In 2000, the composer himself was in Chicago to lead the Orchestra and Chorus in performances of his Seven Gates of Jerusalem, a work commissioned for the 3,000th anniversary of Jerusalem and premiered there in 1997. In a preview article in the Chicago Tribune, John von Rhein wrote, that the forces required to perform the work “are much larger than in any of Penderecki’s previous works. The symphony calls for five vocal soloists and a speaker, three choruses, a large onstage orchestra (including four percussion groups) and a smaller ensemble of woodwinds and brass stationed at the rear of the hall.” The complete program was as follows:
March 16, 17, and 18, 2000
SCHUBERT Symphony No. 5 in B-flat Major, D 485
PENDERECKI Seven Gates of Jerusalem
Krzysztof Penderecki, conductor
Bozena Harasimowicz-Haas, soprano
Izabella Klosíinska, soprano
Jadwiga Rappé, alto
Jorma Silvasti, tenor
Romauld Tesarowicz, bass
Alberto Mizrahi, speaker
Chicago Symphony Chorus
Duain Wolfe, director
“An air of hammering declamation permeated Seven Gates,” wrote Wynne Delacoma in the Chicago Sun-Times. “The chorus announced its presence with stern, massed song in the work’s opening bars. Several of the movements had a steady, pacing rhythm that moved forward with the implacable force of an invading army. There were a few moments of respite. . . . The fifth movement, the exultant ‘Laude, Ierusalem Dominum (Praise the Lord, O Jerusalem)’ came closest to breaking away from big, somber gestures.
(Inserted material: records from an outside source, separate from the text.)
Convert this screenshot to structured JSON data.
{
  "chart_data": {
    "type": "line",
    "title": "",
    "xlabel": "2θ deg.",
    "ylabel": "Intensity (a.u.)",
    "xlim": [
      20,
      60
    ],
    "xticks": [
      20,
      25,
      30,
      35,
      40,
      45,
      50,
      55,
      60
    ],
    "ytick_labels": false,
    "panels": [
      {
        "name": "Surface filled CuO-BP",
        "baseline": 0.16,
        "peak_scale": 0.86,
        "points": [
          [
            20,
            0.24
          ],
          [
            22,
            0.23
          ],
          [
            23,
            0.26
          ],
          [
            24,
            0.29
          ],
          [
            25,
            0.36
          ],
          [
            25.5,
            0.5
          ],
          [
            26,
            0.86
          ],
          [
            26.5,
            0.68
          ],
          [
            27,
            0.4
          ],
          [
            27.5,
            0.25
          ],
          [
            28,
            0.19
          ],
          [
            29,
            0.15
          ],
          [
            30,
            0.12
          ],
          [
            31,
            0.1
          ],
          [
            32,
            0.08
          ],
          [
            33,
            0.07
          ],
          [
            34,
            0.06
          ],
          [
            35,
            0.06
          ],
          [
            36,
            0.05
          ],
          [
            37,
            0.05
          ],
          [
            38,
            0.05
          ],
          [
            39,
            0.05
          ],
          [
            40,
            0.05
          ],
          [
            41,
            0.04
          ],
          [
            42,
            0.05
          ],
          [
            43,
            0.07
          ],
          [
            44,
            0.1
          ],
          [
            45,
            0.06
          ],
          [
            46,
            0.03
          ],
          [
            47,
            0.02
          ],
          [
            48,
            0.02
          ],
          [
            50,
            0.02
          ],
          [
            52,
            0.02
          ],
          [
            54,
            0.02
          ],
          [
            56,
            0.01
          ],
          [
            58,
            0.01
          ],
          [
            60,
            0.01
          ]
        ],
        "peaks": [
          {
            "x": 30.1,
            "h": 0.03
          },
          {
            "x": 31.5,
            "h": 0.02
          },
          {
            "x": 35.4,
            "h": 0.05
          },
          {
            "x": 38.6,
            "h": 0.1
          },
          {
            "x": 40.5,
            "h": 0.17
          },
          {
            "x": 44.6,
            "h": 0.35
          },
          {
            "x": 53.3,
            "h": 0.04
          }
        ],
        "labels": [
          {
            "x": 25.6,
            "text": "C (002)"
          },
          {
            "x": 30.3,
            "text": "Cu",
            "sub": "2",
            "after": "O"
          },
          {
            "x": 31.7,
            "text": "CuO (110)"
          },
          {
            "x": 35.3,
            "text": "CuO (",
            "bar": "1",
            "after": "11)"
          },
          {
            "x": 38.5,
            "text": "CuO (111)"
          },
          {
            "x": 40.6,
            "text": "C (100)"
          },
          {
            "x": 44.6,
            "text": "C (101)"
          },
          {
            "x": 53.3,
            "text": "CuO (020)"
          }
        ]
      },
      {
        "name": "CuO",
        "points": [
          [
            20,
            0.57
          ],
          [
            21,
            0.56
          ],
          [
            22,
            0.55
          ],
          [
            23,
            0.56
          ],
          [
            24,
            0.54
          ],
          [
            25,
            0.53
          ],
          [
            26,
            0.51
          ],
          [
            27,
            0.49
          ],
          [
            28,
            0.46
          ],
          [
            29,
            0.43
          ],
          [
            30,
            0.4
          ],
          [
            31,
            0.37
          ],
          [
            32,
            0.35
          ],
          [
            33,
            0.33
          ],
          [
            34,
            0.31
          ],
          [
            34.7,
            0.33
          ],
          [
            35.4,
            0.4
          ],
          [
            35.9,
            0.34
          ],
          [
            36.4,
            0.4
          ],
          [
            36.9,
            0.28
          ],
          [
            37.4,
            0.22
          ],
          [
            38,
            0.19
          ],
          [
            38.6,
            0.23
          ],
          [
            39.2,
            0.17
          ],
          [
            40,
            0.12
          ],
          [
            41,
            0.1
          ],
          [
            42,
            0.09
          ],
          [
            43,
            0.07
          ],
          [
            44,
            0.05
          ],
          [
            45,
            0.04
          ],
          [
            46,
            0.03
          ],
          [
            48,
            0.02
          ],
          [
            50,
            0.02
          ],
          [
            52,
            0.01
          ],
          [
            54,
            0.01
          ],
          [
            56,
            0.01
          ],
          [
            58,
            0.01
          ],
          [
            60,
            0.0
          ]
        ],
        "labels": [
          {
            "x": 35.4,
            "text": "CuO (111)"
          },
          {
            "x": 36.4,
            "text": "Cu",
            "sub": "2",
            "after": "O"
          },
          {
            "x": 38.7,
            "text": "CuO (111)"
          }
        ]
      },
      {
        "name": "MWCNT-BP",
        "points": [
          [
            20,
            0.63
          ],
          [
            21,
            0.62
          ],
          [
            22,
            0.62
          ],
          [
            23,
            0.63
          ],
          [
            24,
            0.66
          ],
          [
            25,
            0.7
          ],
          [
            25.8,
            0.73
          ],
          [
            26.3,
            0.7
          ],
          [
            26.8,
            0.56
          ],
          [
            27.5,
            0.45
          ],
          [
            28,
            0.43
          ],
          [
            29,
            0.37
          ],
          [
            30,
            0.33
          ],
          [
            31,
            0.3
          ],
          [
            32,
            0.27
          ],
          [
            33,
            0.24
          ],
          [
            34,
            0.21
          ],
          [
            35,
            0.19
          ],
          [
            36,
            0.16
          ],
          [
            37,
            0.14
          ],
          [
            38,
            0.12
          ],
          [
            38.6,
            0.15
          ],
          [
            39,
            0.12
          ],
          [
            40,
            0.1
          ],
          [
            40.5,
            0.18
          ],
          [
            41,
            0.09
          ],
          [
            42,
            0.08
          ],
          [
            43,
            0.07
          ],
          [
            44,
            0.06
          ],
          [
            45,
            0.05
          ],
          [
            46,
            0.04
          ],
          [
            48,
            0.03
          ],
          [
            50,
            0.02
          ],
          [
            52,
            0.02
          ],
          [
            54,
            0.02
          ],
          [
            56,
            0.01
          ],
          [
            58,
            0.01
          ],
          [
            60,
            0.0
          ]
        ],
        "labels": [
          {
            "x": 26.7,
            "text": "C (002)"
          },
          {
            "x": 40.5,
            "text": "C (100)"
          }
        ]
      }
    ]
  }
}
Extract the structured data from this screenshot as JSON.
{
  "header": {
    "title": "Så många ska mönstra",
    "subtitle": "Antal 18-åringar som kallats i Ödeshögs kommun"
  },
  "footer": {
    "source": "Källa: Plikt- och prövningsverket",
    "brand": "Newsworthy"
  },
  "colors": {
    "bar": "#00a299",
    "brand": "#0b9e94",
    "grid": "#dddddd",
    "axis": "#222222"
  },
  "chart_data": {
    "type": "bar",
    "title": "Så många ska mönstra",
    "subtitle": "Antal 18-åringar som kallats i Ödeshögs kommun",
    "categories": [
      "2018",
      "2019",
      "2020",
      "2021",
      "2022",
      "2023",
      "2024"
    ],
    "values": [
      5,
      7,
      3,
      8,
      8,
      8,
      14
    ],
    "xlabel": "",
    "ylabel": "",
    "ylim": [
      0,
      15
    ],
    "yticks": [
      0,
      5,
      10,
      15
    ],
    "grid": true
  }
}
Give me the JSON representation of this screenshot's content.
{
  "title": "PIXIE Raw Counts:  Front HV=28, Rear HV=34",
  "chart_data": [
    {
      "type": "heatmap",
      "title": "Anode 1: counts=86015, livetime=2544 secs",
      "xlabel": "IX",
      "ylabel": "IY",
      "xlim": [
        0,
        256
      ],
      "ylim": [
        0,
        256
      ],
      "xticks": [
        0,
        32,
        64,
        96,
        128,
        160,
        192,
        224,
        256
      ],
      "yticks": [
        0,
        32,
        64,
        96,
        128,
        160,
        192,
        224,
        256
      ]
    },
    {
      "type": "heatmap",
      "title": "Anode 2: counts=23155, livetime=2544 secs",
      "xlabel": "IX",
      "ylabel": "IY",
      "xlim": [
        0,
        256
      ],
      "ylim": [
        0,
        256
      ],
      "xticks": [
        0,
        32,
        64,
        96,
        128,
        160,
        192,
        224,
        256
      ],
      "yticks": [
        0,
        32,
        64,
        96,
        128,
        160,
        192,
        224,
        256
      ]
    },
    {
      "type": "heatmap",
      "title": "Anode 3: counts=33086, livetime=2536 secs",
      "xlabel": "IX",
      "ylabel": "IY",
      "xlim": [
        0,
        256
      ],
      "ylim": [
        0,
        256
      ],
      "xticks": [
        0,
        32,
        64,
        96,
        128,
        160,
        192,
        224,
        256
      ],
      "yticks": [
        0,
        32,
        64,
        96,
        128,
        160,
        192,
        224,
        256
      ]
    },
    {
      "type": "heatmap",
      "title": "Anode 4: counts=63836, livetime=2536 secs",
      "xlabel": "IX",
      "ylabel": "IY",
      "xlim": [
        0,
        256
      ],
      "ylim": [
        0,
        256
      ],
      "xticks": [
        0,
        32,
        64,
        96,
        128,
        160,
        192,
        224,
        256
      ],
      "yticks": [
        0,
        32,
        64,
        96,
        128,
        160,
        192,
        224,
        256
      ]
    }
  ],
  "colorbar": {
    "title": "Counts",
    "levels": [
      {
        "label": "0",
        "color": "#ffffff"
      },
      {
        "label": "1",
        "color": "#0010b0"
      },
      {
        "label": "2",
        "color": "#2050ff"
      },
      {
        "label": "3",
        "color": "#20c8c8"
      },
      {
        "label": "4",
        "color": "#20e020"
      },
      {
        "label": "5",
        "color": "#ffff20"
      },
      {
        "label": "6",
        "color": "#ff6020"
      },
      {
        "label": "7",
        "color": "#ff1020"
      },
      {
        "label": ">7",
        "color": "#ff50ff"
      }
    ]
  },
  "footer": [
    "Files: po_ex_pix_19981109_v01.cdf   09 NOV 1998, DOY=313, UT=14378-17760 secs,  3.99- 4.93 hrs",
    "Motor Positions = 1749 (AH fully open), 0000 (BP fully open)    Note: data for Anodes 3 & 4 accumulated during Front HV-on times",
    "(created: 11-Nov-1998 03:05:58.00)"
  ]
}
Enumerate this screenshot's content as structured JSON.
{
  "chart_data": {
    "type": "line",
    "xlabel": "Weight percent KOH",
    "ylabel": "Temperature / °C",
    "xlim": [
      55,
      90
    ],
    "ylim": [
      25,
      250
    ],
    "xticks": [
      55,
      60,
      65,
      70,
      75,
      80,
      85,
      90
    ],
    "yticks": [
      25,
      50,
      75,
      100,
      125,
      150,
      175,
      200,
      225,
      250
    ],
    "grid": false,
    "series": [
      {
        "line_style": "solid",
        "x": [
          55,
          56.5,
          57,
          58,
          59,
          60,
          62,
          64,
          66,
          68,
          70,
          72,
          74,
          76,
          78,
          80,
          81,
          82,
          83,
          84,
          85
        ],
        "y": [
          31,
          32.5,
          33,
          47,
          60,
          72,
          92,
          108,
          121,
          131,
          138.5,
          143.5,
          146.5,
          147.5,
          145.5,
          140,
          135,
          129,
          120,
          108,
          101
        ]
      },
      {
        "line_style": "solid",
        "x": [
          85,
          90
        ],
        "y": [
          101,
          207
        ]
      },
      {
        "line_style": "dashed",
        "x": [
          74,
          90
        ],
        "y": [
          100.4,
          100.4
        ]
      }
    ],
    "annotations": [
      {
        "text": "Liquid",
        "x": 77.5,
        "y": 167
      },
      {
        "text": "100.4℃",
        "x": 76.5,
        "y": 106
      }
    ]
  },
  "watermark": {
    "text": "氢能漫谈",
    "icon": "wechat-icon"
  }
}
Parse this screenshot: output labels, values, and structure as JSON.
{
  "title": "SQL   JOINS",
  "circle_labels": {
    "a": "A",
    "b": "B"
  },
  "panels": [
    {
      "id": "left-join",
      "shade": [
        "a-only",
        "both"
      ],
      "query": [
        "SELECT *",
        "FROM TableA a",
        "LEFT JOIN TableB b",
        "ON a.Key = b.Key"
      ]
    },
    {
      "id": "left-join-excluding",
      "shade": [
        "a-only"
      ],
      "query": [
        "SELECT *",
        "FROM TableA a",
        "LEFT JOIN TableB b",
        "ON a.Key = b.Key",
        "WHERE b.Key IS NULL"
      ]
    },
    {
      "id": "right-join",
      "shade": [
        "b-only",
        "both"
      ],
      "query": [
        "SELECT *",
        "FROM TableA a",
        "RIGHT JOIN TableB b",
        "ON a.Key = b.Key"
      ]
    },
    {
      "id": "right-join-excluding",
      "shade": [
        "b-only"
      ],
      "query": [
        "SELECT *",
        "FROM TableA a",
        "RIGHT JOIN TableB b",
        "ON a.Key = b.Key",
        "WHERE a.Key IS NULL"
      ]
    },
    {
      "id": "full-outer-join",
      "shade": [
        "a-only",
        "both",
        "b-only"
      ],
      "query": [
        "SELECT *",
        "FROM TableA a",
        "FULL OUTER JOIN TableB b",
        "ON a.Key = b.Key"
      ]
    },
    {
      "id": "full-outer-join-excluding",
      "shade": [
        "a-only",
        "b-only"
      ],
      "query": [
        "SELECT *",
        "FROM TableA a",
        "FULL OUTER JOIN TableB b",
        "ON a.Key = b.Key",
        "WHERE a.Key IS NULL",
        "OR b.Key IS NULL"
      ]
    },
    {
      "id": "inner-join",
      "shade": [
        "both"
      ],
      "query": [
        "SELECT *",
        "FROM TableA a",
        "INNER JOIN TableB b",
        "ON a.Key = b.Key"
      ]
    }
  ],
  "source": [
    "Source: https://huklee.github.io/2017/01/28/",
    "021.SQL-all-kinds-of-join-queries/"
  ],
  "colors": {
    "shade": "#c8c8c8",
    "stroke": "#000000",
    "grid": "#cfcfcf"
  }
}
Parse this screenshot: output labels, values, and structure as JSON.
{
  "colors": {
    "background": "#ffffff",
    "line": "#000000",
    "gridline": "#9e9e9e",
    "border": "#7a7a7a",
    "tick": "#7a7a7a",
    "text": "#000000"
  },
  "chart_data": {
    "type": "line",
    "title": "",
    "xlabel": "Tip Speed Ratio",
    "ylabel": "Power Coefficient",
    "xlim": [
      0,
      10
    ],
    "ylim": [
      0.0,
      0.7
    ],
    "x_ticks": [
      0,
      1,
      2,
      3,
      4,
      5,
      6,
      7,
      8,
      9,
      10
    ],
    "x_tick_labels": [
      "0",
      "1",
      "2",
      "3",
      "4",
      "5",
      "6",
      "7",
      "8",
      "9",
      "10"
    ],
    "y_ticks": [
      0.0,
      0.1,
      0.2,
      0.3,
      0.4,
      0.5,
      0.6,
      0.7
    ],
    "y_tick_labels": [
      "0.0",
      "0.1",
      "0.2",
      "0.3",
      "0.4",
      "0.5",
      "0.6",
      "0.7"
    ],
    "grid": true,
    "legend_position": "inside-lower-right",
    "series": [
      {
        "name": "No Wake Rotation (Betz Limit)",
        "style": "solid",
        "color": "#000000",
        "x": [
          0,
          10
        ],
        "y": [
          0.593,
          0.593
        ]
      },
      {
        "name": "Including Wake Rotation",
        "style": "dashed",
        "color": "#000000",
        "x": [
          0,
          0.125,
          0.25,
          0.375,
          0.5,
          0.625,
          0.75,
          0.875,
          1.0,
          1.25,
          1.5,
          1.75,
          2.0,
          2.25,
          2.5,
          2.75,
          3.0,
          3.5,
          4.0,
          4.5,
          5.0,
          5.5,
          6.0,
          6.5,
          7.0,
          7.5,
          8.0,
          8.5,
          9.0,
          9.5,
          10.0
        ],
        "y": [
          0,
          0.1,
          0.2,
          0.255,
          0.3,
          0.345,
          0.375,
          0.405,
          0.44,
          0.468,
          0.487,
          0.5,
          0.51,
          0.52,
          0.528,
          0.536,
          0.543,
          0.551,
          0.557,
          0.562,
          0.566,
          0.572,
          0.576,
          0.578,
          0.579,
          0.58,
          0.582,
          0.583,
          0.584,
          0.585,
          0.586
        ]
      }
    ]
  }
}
Rhythms were more animated, percussion and individual instruments galloped and surged with nervous energy.”
The Orchestra performed music by Penderecki on a number of other occasions, as follows (all performances in Orchestra Hall):
December 30, 1970; January 1 and 2, 1971
PENDERECKI Polymorphia
Aldo Ceccato, conductor
December 6 and 7, 1973
PENDERECKI Capriccio for Violin and Orchestra
Michael Gielen, conductor
Wanda Wilkomirska, violin
November 21, 22, and 23, 2002
PENDERECKI Symphony No. 4
Lorin Maazel, conductor
March 17, 19, and 22, 2011
PENDERECKI Concerto grosso for Three Cellos and Orchestra
Charles Dutoit, conductor
Katinka Kleijn, cello
Kenneth Olsen, cello
John Sharp, cello
Numerous tributes have been posted online at the Chicago Tribune, The New York Times, and The Guardian, among several others.